Friday, 3 December 2021

What's Wrong With... The Dominators


As far as its Script Editor was concerned, almost everything was wrong with The Dominators
Derrick Sherwin did some fairly extensive pruning and the six-parter ended up a five-parter. One of the problems was a lack of incident, with a lot more scenes of old men in frocks arguing - of which there are too many even in the truncated version as broadcast.
This did not go down well with the writers - Henry Lincoln and Mervyn Haisman - who had just been so successful with the two Yeti stories. They decided to have their names removed from the story, so it went out under the name of Norman Ashby (taken from their father-in-laws). 
It wasn't just the story editing which they objected to. Behind the scenes there was also a huge argument about the Quarks. Haisman and Lincoln intended that the squat robots could and should be marketed - possibly becoming as popular as the Daleks had been in terms of merchandise. The writers wanted to do their own deals with the Quarks, but the BBC pointed out that they weren't sole copyright holders. The BBC meanwhile, were allowing the robots to appear in TV Comic, without letting the writers know.
The fallout from this situation was the ending of Haisman and Lincoln's association with the programme.

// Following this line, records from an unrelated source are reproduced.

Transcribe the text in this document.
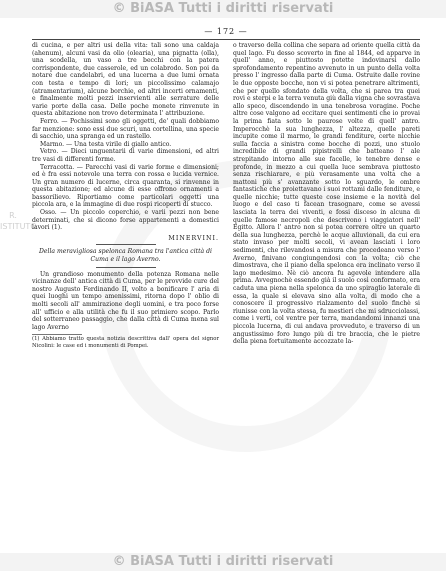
© BiASA Tutti i diritti riservati
R. ISTITUTO
— 172 —

di cucina, e per altri usi della vita: tali sono una caldaja (ahenum), alcuni vasi da olio (olearia), una pignatta (olla), una scodella, un vaso a tre becchi con la patera corrispondente, due casserole, ed un colabrodo. Son poi da notare due candelabri, ed una lucerna a due lumi ornata con testa e tempo di lori; un piccolissimo calamajo (atramentarium), alcune borchie, ed altri incerti ornamenti, e finalmente molti pezzi inservienti alle serrature delle varie porte della casa. Delle poche monete rinvenute in questa abitazione non trovo determinata l' attribuzione.

Ferro. — Pochissimi sono gli oggetti, de' quali dobbiamo far menzione: sono essi due scuri, una cortellina, una specie di sacchio, una spranga ed un rastello.

Marmo. — Una testa virile di giallo antico.

Vetro. — Dieci unguentarii di varie dimensioni, ed altri tre vasi di differenti forme.

Terracotta. — Parecchi vasi di varie forme e dimensioni; ed è fra essi notevole una terra con rossa e lucida vernice. Un gran numero di lucerne, circa quaranta, si rinvenne in questa abitazione; ed alcune di esse offrono ornamenti a bassorilievo. Riportiamo come particolari oggetti una piccola ara, e la immagine di due rospi ricoperti di stucco.

Osso. — Un piccolo coperchio, e varii pezzi non bene determinati, che si dicono forse appartenenti a domestici lavori (1).

MINERVINI.
Della meravigliosa spelonca Romana tra l'antica città di Cuma e il lago Averno.

Un grandioso monumento della potenza Romana nelle vicinanze dell' antica città di Cuma, per le provvide cure del nostro Augusto Ferdinando II, volto a bonificare l' aria di quei luoghi un tempo amenissimi, ritorna dopo l' oblio di molti secoli all' ammirazione degli uomini, e tra poco forse all' ufficio e alla utilità che fu il suo primiero scopo. Parlo del sotterraneo passaggio, che dalla città di Cuma mena sul lago Averno

(1) Abbiamo tratto questa notizia descrittiva dall' opera del signor Nicolini: le case ed i monumenti di Pompei.

o traverso della collina che separa ad oriente quella città da quel lago. Fu desso scoverto in fine al 1844, ed apparve in quell' anno, e piuttosto potette indovinarsi dallo sprofondamento repentino avvenuto in un punto della volta presso l' ingresso dalla parte di Cuma. Ostruite dalle rovine le due opposte bocche, non vi si potea penetrare altrimenti, che per quello sfondato della volta, che si parea tra quei rovi e sterpi e la terra venuta giù dalla vigna che sovrastava allo speco, discendendo in una tenebrosa voragine. Poche altre cose valgono ad eccitare quei sentimenti che io provai la prima fiata sotto le paurose volte di quell' antro. Imperocchè la sua lunghezza, l' altezza, quelle pareti incupite come il marmo, le grandi fenditure, certe nicchie sulla faccia a sinistra come bocche di pozzi, uno stuolo incredibile di grandi pipistrelli che batteano l' ale strepitando intorno alle sue facelle, le tenebre dense e profonde, in mezzo a cui quella luce sembrava piuttosto senza rischiarare, e più verasamente una volta che a mattoni più s' avanzante sotto lo sguardo, le ombre fantastiche che proiettavano i suoi rottami dalle fenditure, e quelle nicchie; tutte queste cose insieme e la novità del luogo e del caso ti facean trasognare, come se avessi lasciata la terra dei viventi, e fossi disceso in alcuna di quelle famose necropoli che descrivono i viaggiatori nell' Egitto. Allora l' antro non si potea correre oltre un quarto della sua lunghezza, perchè le acque alluvionali, da cui era stato invaso per molti secoli, vi avean lasciati i loro sedimenti, che rilevandosi a misura che procedeano verso l' Averno, finivano congiungendosi con la volta; ciò che dimostrava, che il piano della spelonca era inclinato verso il lago medesimo. Nè ciò ancora fu agevole intendere alla prima. Avvegnochè essendo già il suolo così conformato, era caduta una piena nella spelonca da uno spiraglio laterale di essa, la quale si elevava sino alla volta, di modo che a conoscere il progressivo rialzamento del suolo finchè si riunisse con la volta stessa, fu mestieri che mi sdrucciolassi, come i verti, col ventre per terra, mandandomi innanzi una piccola lucerna, di cui andava provveduto, e traverso di un angustissimo foro lungo più di tre braccia, che le pietre della piena fortuitamente accozzate la-

© BiASA Tutti i diritti riservati
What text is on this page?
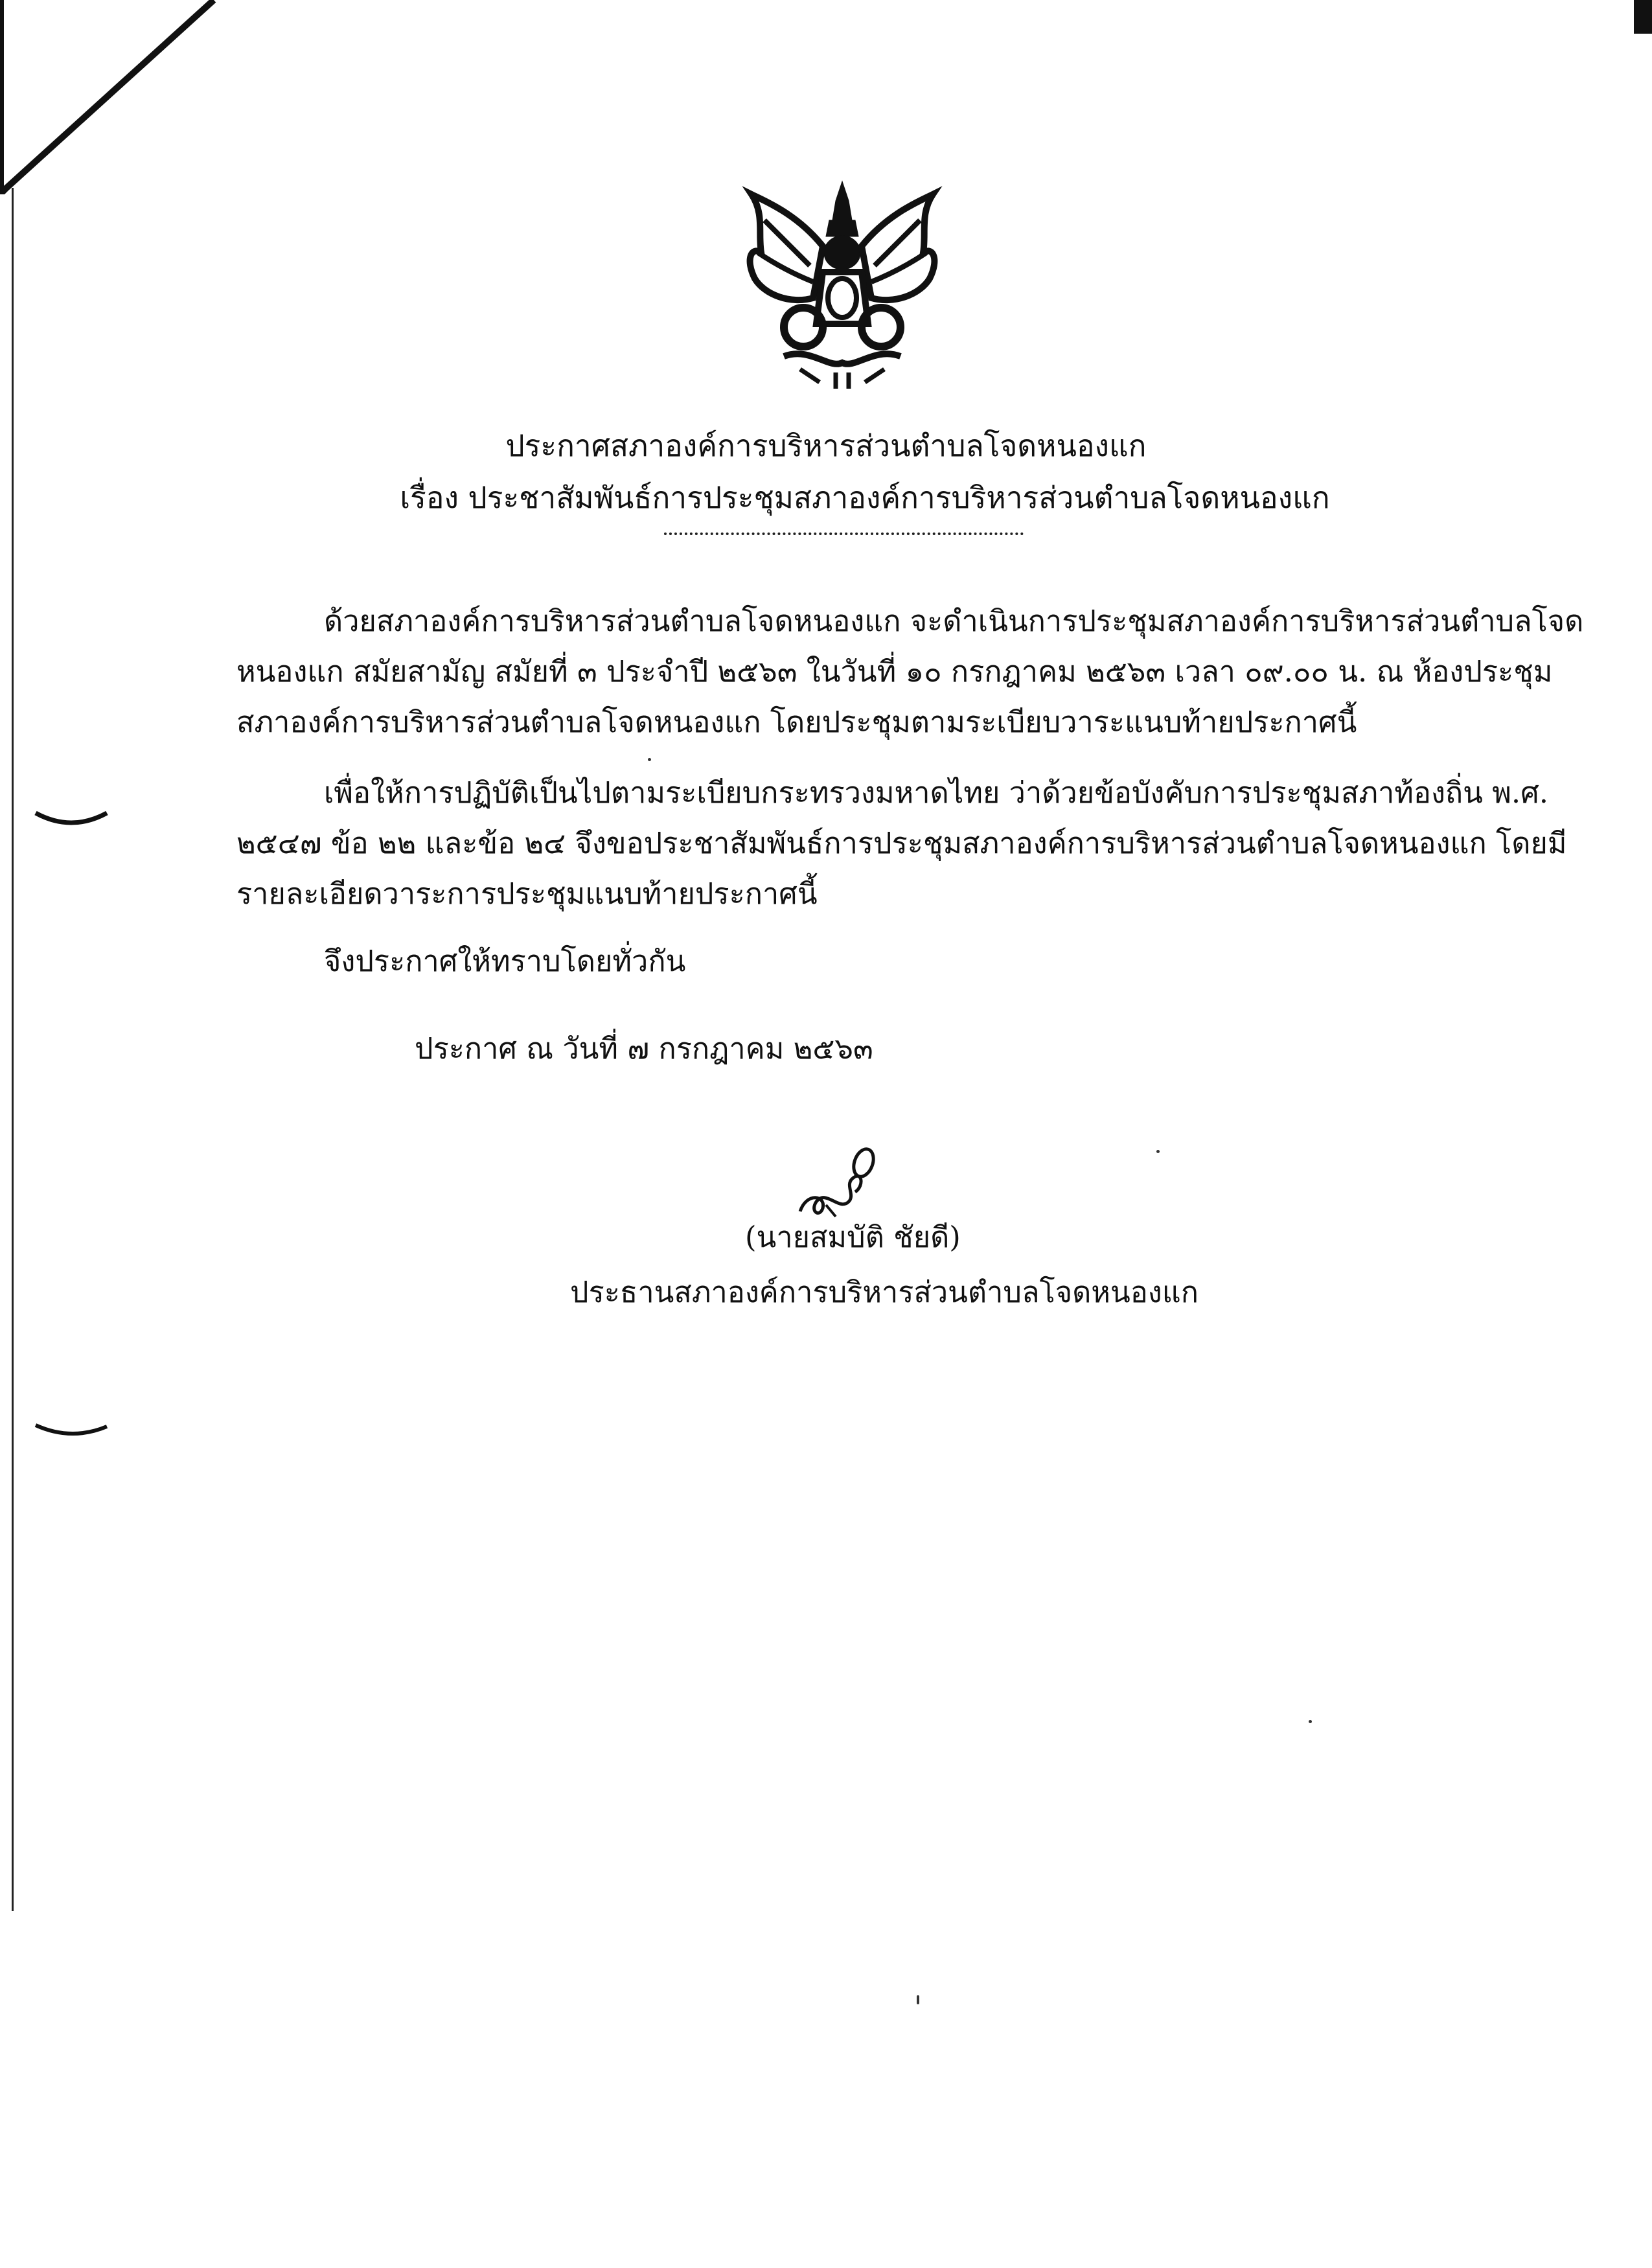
ประกาศสภาองค์การบริหารส่วนตำบลโจดหนองแก
เรื่อง ประชาสัมพันธ์การประชุมสภาองค์การบริหารส่วนตำบลโจดหนองแก
ด้วยสภาองค์การบริหารส่วนตำบลโจดหนองแก จะดำเนินการประชุมสภาองค์การบริหารส่วนตำบลโจด
หนองแก สมัยสามัญ สมัยที่ ๓ ประจำปี ๒๕๖๓ ในวันที่ ๑๐ กรกฎาคม ๒๕๖๓ เวลา ๐๙.๐๐ น. ณ ห้องประชุม
สภาองค์การบริหารส่วนตำบลโจดหนองแก โดยประชุมตามระเบียบวาระแนบท้ายประกาศนี้
เพื่อให้การปฏิบัติเป็นไปตามระเบียบกระทรวงมหาดไทย ว่าด้วยข้อบังคับการประชุมสภาท้องถิ่น พ.ศ.
๒๕๔๗ ข้อ ๒๒ และข้อ ๒๔ จึงขอประชาสัมพันธ์การประชุมสภาองค์การบริหารส่วนตำบลโจดหนองแก โดยมี
รายละเอียดวาระการประชุมแนบท้ายประกาศนี้
จึงประกาศให้ทราบโดยทั่วกัน
ประกาศ ณ วันที่ ๗ กรกฎาคม ๒๕๖๓
(นายสมบัติ ชัยดี)
ประธานสภาองค์การบริหารส่วนตำบลโจดหนองแก
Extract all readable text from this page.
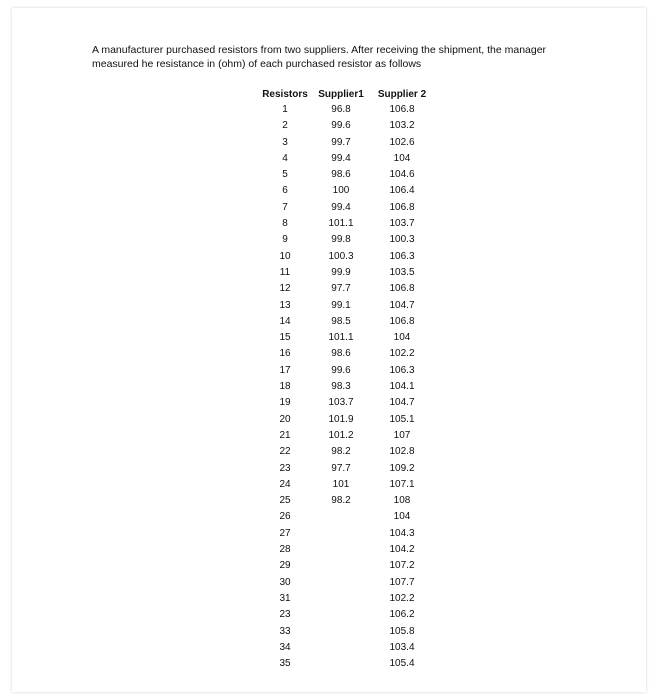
A manufacturer purchased resistors from two suppliers. After receiving the shipment, the manager

measured he resistance in (ohm) of each purchased resistor as follows

Resistors	Supplier1	Supplier 2
1	96.8	106.8
2	99.6	103.2
3	99.7	102.6
4	99.4	104
5	98.6	104.6
6	100	106.4
7	99.4	106.8
8	101.1	103.7
9	99.8	100.3
10	100.3	106.3
11	99.9	103.5
12	97.7	106.8
13	99.1	104.7
14	98.5	106.8
15	101.1	104
16	98.6	102.2
17	99.6	106.3
18	98.3	104.1
19	103.7	104.7
20	101.9	105.1
21	101.2	107
22	98.2	102.8
23	97.7	109.2
24	101	107.1
25	98.2	108
26		104
27		104.3
28		104.2
29		107.2
30		107.7
31		102.2
23		106.2
33		105.8
34		103.4
35		105.4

A planned third Yeti story, designed to write Jamie out of the series, and possibly to have ended the Troughton era, never materialised. 
However, they did allow the further use of the Brigadier - a character they had first used in The Web of Fear, though Douglas Camfield and Derrick Sherwin would argue that the character as developed was as much theirs as the writers'.

As for the story itself...
Did the Dominators change their name after they started conquering other planets, to reflect their new lifestyle, or were they always called that? If the two we see here are anything to go by it is a wonder that they have conquered one planet, let alone ten galaxies. We only have two Dominators on this spaceship, despite it being on an important mission to find a fuel source for the entire fleet. There's the Navigator (Rago) and a Probationer (Toba) - so only one qualified person on this mission. Toba seems to think that he'll pass his probation by arguing with his superior and going against orders. A militaristic society like the Dominators surely would never tolerate such behaviour. Rago would report back at the end of the mission and Toba would be toast. Unless this is a society like the Star Trek parallel universe one, where it's accepted that you get ahead by killing your superiors. If this was the case, why not make it more explicit?
Rago thinks a good way to test the intelligence (and therefore threat level) of aliens is to hand them a deadly weapon which they could turn round and shoot him with.
The ironic thing is - Toba was right all along. Rago should have let him kill the others, especially the Doctor and his companions.
Why do the Dominators hang about when all the radiation has gone from the island? They don't go looking elsewhere for it. And if the mission includes looking for slave labour, then an uninhabited island probably isn't the best place to base yourself.
Talking of the Dominators' mission - surely the rest of the fleet will come looking when Rago and Toba fail to return, and will nuke Dulkis anyway.

It's one thing for a planet to be named after a geographical or meteorological feature. Explorers do this sort of thing all the time. It's another thing for a planet to just happen to be called something relating to the transient psychology of the natives - as we have with Dulkis and its sweet, peace-loving inhabitants.
How forward thinking were Senex's parents to have given him that name? (Then again, his son Cully is hardly the teenager he's made out to be - so maybe the Dulcians grow old quickly).
Cully's adventuring scheme is to take people to the vicinity of the "Island of Death", like it's some big forbidden thing - but then we find out that students are visiting it all the time, officially. Cully's friends could have gone and wandered about for free.

Just how many Quarks are there?  We get the impression that they are scarce, so need to be protected, yet quite a few are seen to be destroyed. 6 are destroyed on screen, and we hear of more being destroyed off screen, but later we're told that there are 8 left. Even when they are not wasting power blowing things up on Toba's orders, they don't seem to be very energy efficient. Rago is almost paranoid about them running out of power before their work is done. 
Rago stops the Quarks killing prisoners because he wants to conserve their energy. However, he could have killed them by other means - strangling them or using that laser gun from the museum.
The Quark weapons are said to use ultrasound - so how does that make someone burst into flames? And because of the budget, the killing effect used in Part One isn't seen again - replaced by simply pumping smoke through the victim's costume.
Despite having heads which look like they have 360 degree vision, or can turn round, they are easy to sneak up on, and even a bedsheet can foil them. Again we have to ask how the Dominators can have been so successful in conquering galaxies.
Finally, this story was the season opener. The BBC decided to start it in August - when the weather is hot and everyone is out and about, or away on holiday, so the ratings weren't as good as they could have been.

1 comment:

  1. Perhaps it should have been What's Right With The Dominators? effectively this is Doctor Who mocking the anti-war movement at the peak of the anti=Vietnam protests. And it's boring.